Create agent.yaml in your project root:

kind: AgentTemplate
key: support-agent
name: Support Agent
identity: |
  You help users resolve billing and support problems
  with short, concrete answers.

tools:
  - kind: builtin
    builtin_tool_key: search
    status: active
  - kind: builtin
    builtin_tool_key: knowledge_search
    status: active

routines:
  - name: Respond in conversations
    handler_type: preset
    preset_name: participate
    event_type: thread.session.join
    event_config:
      thread.session.join: {}
    status: active

installations:
  - kind: memory/long-term
    config: {}

This gives you an agent with a clear job, a routine that responds in conversations, two search tools, and long-term memory.


5. Validate

archastro configs validate --kind AgentTemplate --file agent.yaml

Fix any errors before deploying.


6. Deploy

archastro deploy agent agent.yaml --name "Support Agent"

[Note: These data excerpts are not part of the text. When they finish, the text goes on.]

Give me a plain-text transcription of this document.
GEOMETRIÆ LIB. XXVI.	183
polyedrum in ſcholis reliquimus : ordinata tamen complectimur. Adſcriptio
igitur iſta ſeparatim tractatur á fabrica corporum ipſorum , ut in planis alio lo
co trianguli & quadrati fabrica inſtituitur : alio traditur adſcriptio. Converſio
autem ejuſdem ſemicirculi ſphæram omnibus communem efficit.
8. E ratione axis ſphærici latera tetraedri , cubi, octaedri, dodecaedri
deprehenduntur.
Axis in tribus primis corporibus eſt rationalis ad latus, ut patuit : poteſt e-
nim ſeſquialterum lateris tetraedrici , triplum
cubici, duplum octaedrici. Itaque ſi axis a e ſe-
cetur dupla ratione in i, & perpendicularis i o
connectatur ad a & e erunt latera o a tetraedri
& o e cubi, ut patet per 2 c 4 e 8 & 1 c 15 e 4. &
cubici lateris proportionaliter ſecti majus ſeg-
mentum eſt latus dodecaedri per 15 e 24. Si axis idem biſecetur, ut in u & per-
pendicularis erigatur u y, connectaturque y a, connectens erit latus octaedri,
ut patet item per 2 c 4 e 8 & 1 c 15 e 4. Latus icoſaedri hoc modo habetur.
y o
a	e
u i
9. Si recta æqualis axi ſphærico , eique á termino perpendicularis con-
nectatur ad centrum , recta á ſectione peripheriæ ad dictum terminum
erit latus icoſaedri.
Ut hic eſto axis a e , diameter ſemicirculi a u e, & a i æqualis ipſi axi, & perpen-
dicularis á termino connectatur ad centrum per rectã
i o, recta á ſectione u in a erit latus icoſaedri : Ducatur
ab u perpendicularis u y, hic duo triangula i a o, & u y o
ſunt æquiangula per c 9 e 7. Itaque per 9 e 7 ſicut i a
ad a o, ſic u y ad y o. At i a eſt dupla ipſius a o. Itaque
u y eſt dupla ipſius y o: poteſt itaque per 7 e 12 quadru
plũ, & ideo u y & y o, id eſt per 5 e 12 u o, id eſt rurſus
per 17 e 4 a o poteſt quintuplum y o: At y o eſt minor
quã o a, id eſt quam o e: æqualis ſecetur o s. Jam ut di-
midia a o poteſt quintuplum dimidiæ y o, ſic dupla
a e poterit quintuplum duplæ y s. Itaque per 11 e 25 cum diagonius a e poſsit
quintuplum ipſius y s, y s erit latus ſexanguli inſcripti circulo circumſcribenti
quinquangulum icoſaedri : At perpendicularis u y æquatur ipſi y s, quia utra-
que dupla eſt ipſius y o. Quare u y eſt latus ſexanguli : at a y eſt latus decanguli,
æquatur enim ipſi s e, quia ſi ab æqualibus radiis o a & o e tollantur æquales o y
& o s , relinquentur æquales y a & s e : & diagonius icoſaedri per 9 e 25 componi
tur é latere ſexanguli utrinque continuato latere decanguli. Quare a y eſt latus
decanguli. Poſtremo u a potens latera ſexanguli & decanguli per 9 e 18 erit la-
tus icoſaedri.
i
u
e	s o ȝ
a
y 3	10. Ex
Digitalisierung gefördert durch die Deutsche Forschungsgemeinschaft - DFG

Save the agent ID from the output.


7. Test directly

Create a session and send a test prompt:

archastro create agentsession --agent <agent_id> \
  --instructions "Help a user resolve billing questions."
archastro exec agentsession <session_id> \
  -m "I need help understanding invoice INV-2041"

Watch the result:

archastro describe agentsession <session_id> --follow

8. Test in a thread

Threads are conversations where people and agents exchange messages over time.

archastro create thread -t "Billing support" --owner-type agent --owner-id <agent_id>
archastro create user --system-user -n "Demo User"
archastro create threadmember --thread <thread_id> --user-id <user_id>
archastro create threadmessage --thread <thread_id> --user-id <user_id> \
  -c "I need help with invoice INV-2041"

--system-user creates a bot-style non-login user for testing. Save all IDs printed by each command.


Want to understand each piece individually? See Agents for the full model and manual creation commands.


What can go wrong

1. The repo was never linked

If you skip archastro init, later commands fail because the CLI does not know which project to use.

No archastro.json found. Run: archastro init

Fix:

archastro init

2. You are not signed in

Not authenticated. Run: archastro auth login

Fix:

archastro auth login
archastro auth status

3. The routine exists but never runs

Check three things: the routine may still be in draft, it may be attached to the wrong event, or the agent never saw the message.

archastro describe agentroutine <routine_id>
archastro list agentroutineruns --routine <routine_id>
archastro describe thread <thread_id>
archastro list threadmessages --thread <thread_id> --full

If the routine is still in draft:

archastro activate agentroutine <routine_id>

Where to go next

  1. CLI — terminal-first workflow reference.
  2. For Coding Agents — machine-friendly setup instructions.
  3. Agents — the full agent model.
  4. Agent Network — collaboration across company boundaries.

Production checklist

Before you ship agents more broadly:

  1. Give each agent a narrow, understandable job.
  2. Give each agent only the tools and information it actually needs.
  3. Put sensitive or side-effectful actions behind explicit approval steps.
  4. Test new behavior in a sandbox before using it in production.
  5. Monitor routine runs and conversation outcomes so you can catch unexpected behavior early.